Between 1990 and 2013, thousands of children in war-torn South Sudan and northern Uganda suddenly developed a severe and puzzling form of epilepsy. When exposed to food or cold temperatures, affected children nodded their heads uncontrollably. Over time the seizures often worsened, leaving the children severely disabled. Many died of malnutrition, accidents, or secondary infections.
In some communities, roughly half of families had at least one child with the condition, called nodding syndrome; by 2013, an estimated 1600 children in Uganda were affected. But the cause of the devastation was a mystery. Now, a study finds that a parasitic worm often found in the children might trigger the body’s own defenses to attack neurons.
The study doesn’t prove the worm is the culprit, but it “is the first to show that a cause-effect relationship is plausible,” says Hermann Feldmeier, a parasitologist at the Charité University Hospital in Berlin, who was not involved in the study.
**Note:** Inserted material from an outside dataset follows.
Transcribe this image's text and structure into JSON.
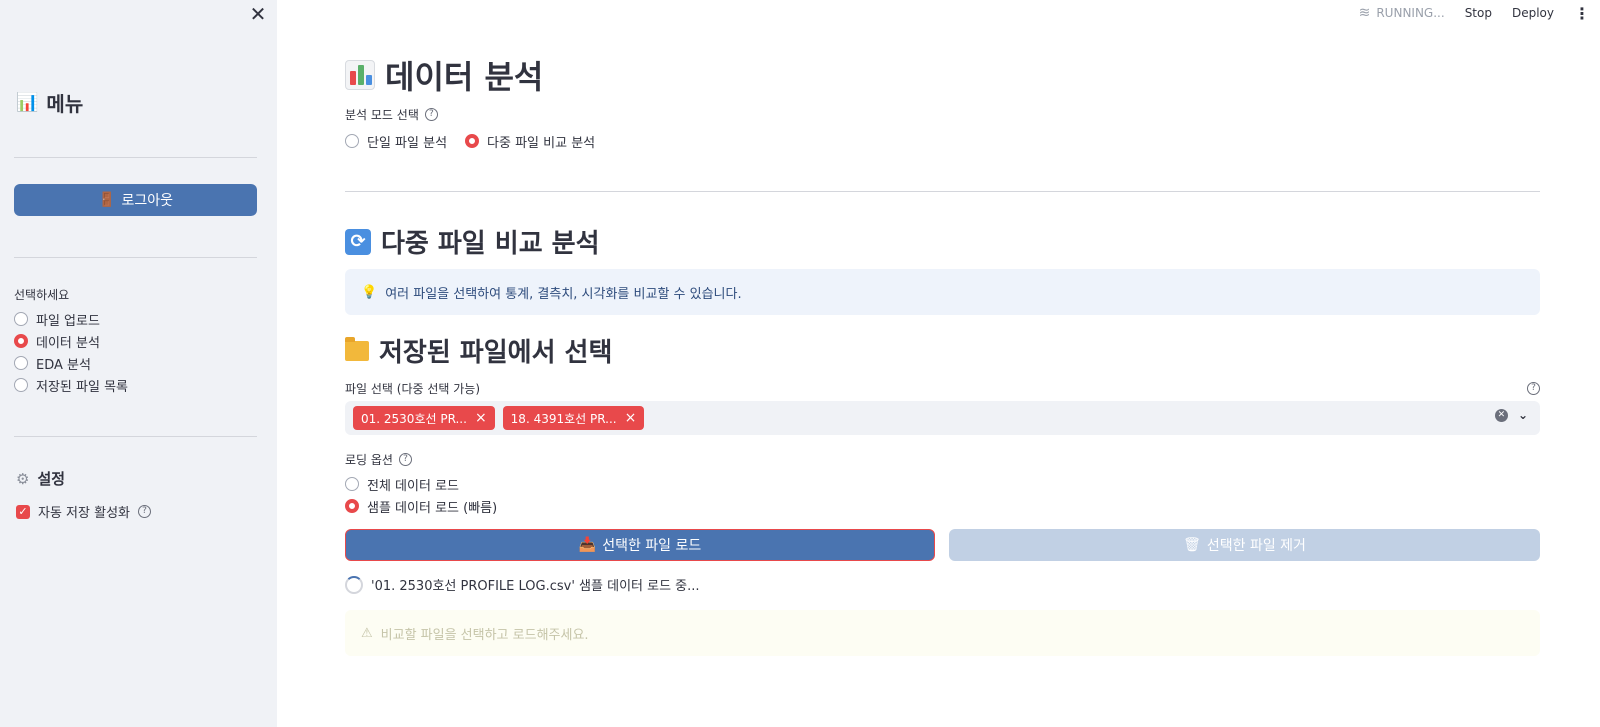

The rash of cases in Uganda and South Sudan triggered an intense hunt for the cause, but searches for viruses, bacteria, environmental toxins, genetic factors, and nutritional deficits all came up empty. One key clue: Areas with nodding syndrome also had high rates of onchocerciasis, an infection with the parasitic worm Onchocerca volvulus. Spread through the bites of black flies, which breed in swift-flowing streams, the worms can invade the eye, and the infection is commonly known as river blindness. The World Health Organization estimates that at least 18 million people, most in sub-Saharan Africa, are infected.
Researchers had suggested as early as the 1960s that high rates of epilepsy in Tanzania, with similar nodding symptoms, might be related to onchocerciasis. Others have noted that children with nodding syndrome are more likely to be infected than their healthy peers. But there’s no evidence that the worm invades the brain or directly causes seizures.
Some researchers suggested that the worm instead causes an autoimmune reaction that damages the nervous system. Searches for antibodies that might play an autoimmune role had come up empty. But neuroimmunologists Avindra Nath and Tory Johnson of the National Institutes of Health in Bethesda, Maryland, decided to use an improved protein chip to screen for antibodies to thousands of proteins at once.
The new tool proved its worth. Blood from nodding syndrome patients reacted strongly to four proteins; in the case of one protein, called leiomodin-1, patient sera reacted 33,000 times more strongly than did sera from unaffected controls. The researchers then looked for the antibodies causing the reaction. As they report this week in Science Translational Medicine, antibodies to leiomodin-1 turned up in 29 of 55 nodding syndrome patients but only 17 of 55 controls. Patients also carried much higher antibody levels than controls.
Leiomodin-1, which likely plays a role in cell shape, is found in smooth muscle and thyroid cells. Johnson’s team showed that it is expressed in the nervous system and brain, too. They also found a clue to what might trigger an autoimmune reaction to the protein: Several O. volvulus proteins resemble it. After the immune system gears up to fight the worm, similarities between an O. volvulus protein and leiomodin-1 may cause the antibodies to mistakenly attack neurons.
The study gives little hope to children already affected, Nath says. Although antiseizure drugs can help, if the immune system has attacked neurons, the damage is likely permanent. However, the work could suggest a straightforward way to eliminate the disease, says infectious disease specialist Robert Colebunders of the University of Antwerp in Belgium, because the drug ivermectin kills the worm. Existing campaigns to eliminate river blindness by giving the drug could have a collateral benefit: After the Ugandan government stepped up ivermectin treatment, new cases of nodding syndrome plunged to nearly zero, Colebunders says. “If you eliminate the onchocerciasis, the epilepsy really disappears.”
Yet the link between the worm and nodding syndrome doesn’t explain why the illness suddenly appeared in a region where onchocerciasis has likely been common for centuries, or why nodding syndrome only affects children and youth. Johnson, now at Johns Hopkins University in Baltimore, Maryland, says malnutrition, exposure to other diseases, or genetic variation in how the body makes antibodies may also play a role. Other researchers have suggested that measles infection followed by malnutrition could trigger the disease.
Neurologist Erich Schmutzhard of the Medical University of Innsbruck in Austria has other doubts. He says that the leiomodin-1 antibodies could be a result of epilepsy, not its cause. The protein seems to be on the inside of neurons, not the outside, he notes. Seizures kill neurons, and he speculates that dying neurons could spill the protein into the blood stream, triggering the antibodies.
The onchocerciasis connection is intriguing but far from definitive, says neurologist Andrea Winkler of the Technical University of Munich in Germany. She, too, thinks the syndrome is likely caused by multiple factors, such as malnutrition, parasites, and viruses like measles. “There are still lots of links missing.”